I have thought so much about Beatrice Grimshaw over the last months that it sometimes feels she lives in my head. I admire how she charted her own path, her doughtiness, her refusal to conform. I enjoyed many of her escapist potboilers set in Papua and elsewhere in the islands of the South Seas. They brought to mind happy childhood Sunday afternoons reading in my bedroom. She could be a perceptive and amusing writer betimes poking fun at herself, emotionally stunted Irish men, and the foibles and quirks of the colonial class. And I despaired at the tragic, penurious loneliness of her death. She is a cautioning of the jeopardies inherent in trying to lead a singular life.
But as I read her novels and other books, I often could not like all of her. Her racism seems so visceral, so gleeful, so gratuitous that I wondered what motivated her.
I have a copy of one her non-fiction books ‘New New Guinea’ (1911) beside me as I write. A former Prime Minister of Australia, Alfred Deakin commissioned her to write the book, part of a project to entice settlers to come to Papua.
The book is diverting, zesty but one cannot look away from the fact that everyone she encounters who is not white is demeaned. Some examples. When she visits the village of Hanuabada in Port Moresby she writes about the “wrinkled hippopotamus like skin” of the old women she meets. She gives the name ‘Willie’ to a man she meets in a village on the Purari river. “He answered to it like a dog”, she writes and recounts how she and her companions laugh when ‘Willie’ scoops out jam from a jar and rubs it into his hair. The white characters in her novels have names, histories and speak in paragraphs. The ‘natives’ rarely do.

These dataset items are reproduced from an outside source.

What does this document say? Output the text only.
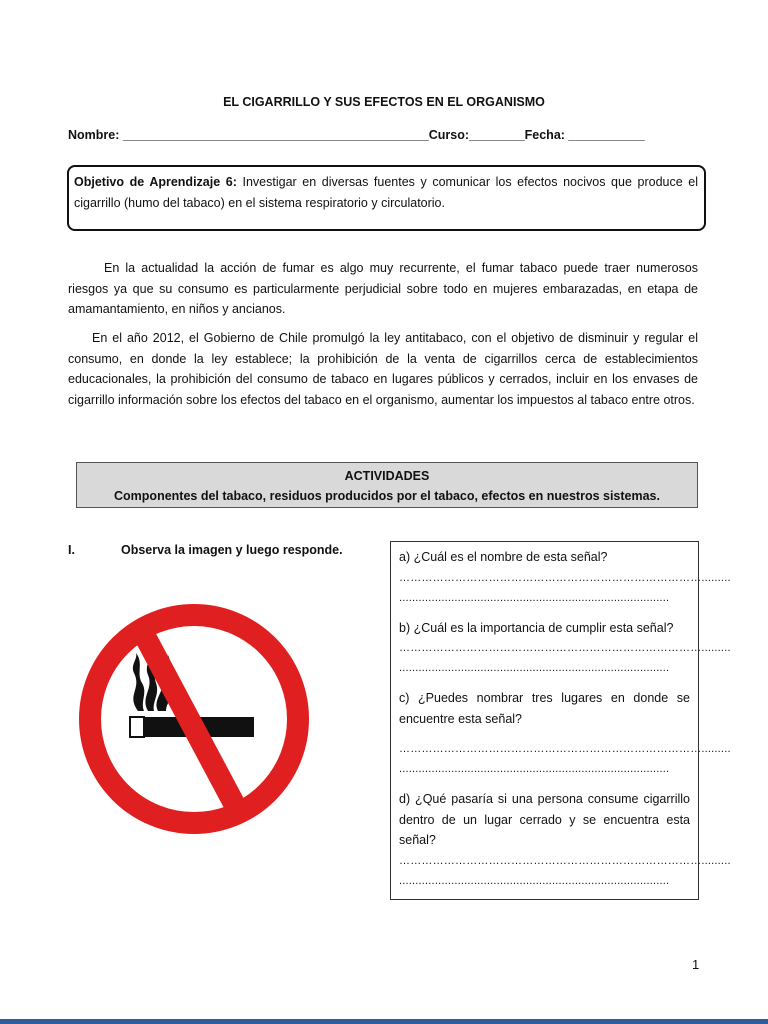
EL CIGARRILLO Y SUS EFECTOS EN EL ORGANISMO
Nombre: ____________________________________________Curso:________Fecha: ___________
Objetivo de Aprendizaje 6: Investigar en diversas fuentes y comunicar los efectos nocivos que produce el cigarrillo (humo del tabaco) en el sistema respiratorio y circulatorio.
En la actualidad la acción de fumar es algo muy recurrente, el fumar tabaco puede traer numerosos riesgos ya que su consumo es particularmente perjudicial sobre todo en mujeres embarazadas, en etapa de amamantamiento, en niños y ancianos.
En el año 2012, el Gobierno de Chile promulgó la ley antitabaco, con el objetivo de disminuir y regular el consumo, en donde la ley establece; la prohibición de la venta de cigarrillos cerca de establecimientos educacionales, la prohibición del consumo de tabaco en lugares públicos y cerrados, incluir en los envases de cigarrillo información sobre los efectos del tabaco en el organismo, aumentar los impuestos al tabaco entre otros.
ACTIVIDADES
Componentes del tabaco, residuos producidos por el tabaco, efectos en nuestros sistemas.
I.	Observa la imagen y luego responde.	a) ¿Cuál es el nombre de esta señal?
……………………………………………………………………….........
...................................................................................
b) ¿Cuál es la importancia de cumplir esta señal?
……………………………………………………………………….........
...................................................................................
c) ¿Puedes nombrar tres lugares en donde se encuentre esta señal?
……………………………………………………………………….........
...................................................................................
d) ¿Qué pasaría si una persona consume cigarrillo dentro de un lugar cerrado y se encuentra esta señal?
……………………………………………………………………….........
...................................................................................
1
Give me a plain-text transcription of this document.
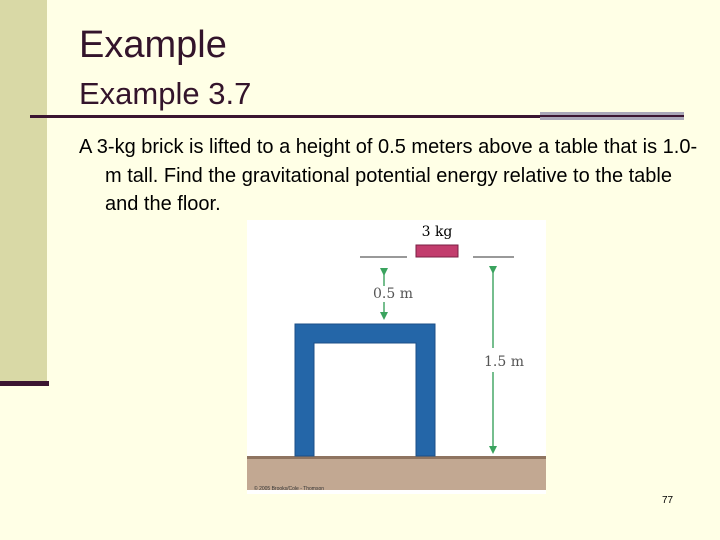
Example
Example 3.7

A 3-kg brick is lifted to a height of 0.5 meters above a table that is 1.0-m tall. Find the gravitational potential energy relative to the table and the floor.

3 kg
0.5 m
1.5 m
© 2005 Brooks/Cole - Thomson
77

I have been to both these places. I have friends in both these places. I flinch as I read these words.
Beatrice is one of the three characters I am structuring my new book around, using their lives as a way of comparing past with present in the islands of Melanesia. I have travelled to many of the places she lived, got stuck in many of the same rivers she ran aground. I read some of her work in Papua New Guinea’s National Library, underneath the official picture of a former Governor-General dressed in regalia resembling that of a British royal at a military parade. The colonial period casts a shadow in Papua New Guinea.
There’s an easy-ish academic way to frame/understand Beatrice’s racialism. She was part of a tradition of imperial literature. (The late Bougainville writer Regis Tove Stella has written a insightful book about the subject). But, at the level of her as an individual, what motivated her to write down these sorts of words? To sell books? To curry favour? She lived in towns and nooks of Papua for more than thirty years, a long time to spend with people one does not like.
This would be an easier book to write if focused just on the rip-roaring adventure story dimension of her life.
But, in this month which showed more than ever just how many unfinished reckonings with the colonial past remain, I know I must address her derogatory attitudes and their impacts. Few historical figures comply with contemporary values. Simply expunging her racism won’t correct wrongs or help learn from the past. But how to address it? How to incorporate it within a rounded appraising of her life? My thinking is still fluid as to how to do so.